Cluster-wide package installs should go through a helpdesk ticket:
https://helpdesk.inria.fr/
- The NFS mounts work on Thoth machines. Scratches and other volumes from the team are available on the Thoth nodes. You can read/write to /scratch/clear, /scratch2/clear, /scratch/gpuhostX, /home/clear, etc..
- On other machines (non-Thoth) our scratches are not accessible for now.
If you want to use any other nodes from the shared cluster (including gpu nodes from other teams), you can copy your data and write your results in '/services/scratch/thoth/username'. The volume '/services/scratch/thoth' is available from the submission server and you have to do `mkdir username` in there to create a folder for yourself (you have the right). This scratch volume is shared with other teams and quite full at the moment (only 230Gb left). I recall that the volume /services/scratch/thoth should only be used to put data useful for the computation and to save results, that should all be moved somewhere else afterwards, it should not be used for long-term storage.

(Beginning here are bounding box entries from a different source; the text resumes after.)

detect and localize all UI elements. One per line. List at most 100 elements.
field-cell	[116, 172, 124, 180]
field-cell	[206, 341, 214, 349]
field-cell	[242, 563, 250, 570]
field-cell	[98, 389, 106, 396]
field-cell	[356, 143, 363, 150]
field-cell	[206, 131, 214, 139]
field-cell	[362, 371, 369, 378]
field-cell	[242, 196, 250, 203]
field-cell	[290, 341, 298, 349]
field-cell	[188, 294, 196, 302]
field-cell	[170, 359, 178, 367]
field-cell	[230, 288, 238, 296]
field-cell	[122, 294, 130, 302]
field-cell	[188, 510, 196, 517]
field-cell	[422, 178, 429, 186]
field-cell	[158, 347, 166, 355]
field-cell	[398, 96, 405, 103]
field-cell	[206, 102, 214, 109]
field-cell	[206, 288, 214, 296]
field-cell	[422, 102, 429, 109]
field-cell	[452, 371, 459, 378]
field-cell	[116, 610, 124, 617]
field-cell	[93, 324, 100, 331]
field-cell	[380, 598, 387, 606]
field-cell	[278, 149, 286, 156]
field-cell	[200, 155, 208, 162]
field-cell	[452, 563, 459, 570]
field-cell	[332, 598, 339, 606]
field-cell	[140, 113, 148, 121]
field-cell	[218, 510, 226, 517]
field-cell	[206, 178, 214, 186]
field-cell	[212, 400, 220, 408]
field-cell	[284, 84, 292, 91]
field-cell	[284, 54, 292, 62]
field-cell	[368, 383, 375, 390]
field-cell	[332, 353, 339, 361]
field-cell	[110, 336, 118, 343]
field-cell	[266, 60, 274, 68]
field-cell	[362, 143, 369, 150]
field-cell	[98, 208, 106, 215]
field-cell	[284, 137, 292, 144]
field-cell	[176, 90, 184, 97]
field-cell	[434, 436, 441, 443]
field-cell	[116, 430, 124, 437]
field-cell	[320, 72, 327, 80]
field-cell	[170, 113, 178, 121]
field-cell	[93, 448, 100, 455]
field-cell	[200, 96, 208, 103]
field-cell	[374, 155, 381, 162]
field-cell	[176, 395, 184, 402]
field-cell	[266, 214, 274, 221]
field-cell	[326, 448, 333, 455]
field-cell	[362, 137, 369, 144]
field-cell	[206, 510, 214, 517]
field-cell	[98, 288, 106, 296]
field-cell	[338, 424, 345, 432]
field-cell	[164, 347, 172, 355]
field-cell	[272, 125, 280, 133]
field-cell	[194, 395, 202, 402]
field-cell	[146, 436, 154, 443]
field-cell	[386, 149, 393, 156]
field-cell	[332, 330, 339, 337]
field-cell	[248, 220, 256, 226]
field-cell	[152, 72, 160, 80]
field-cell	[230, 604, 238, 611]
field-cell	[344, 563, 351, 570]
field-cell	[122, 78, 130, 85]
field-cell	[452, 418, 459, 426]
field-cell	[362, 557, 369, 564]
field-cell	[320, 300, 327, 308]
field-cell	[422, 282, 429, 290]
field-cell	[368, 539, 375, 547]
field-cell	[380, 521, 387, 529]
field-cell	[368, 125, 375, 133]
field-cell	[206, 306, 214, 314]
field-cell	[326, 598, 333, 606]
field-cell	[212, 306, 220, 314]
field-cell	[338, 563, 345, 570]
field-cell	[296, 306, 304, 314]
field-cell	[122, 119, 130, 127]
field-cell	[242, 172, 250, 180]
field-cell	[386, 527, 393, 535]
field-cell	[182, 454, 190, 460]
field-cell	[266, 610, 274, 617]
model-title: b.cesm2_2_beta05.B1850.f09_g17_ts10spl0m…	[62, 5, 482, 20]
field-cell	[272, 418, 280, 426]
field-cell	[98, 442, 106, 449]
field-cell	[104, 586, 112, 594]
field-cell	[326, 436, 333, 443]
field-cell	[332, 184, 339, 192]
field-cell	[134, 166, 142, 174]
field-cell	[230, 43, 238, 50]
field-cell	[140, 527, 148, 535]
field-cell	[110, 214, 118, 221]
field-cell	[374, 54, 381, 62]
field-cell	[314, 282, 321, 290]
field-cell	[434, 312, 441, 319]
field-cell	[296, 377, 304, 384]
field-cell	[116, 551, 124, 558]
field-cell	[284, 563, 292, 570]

- There are two queues: default and besteffort. People from other teams can only submit “besteffort” jobs on our machines and vice-versa.
- To actually reserve an interactive gpu job you need to use a command somewhat different from edgar commands:
oarsub -I -p "cluster='perception'" -l "{gpu='YES'}/host=1/gpudevice=1"
You can replace perception by mistis or even drop it. This ugly resource definition means “I want one gpu on one host”. I guess it is somehow connected with the fact they have gpu and cpu nodes in one reservation system. GPU visibility is restricted by OAR, so you have access to only one GPU.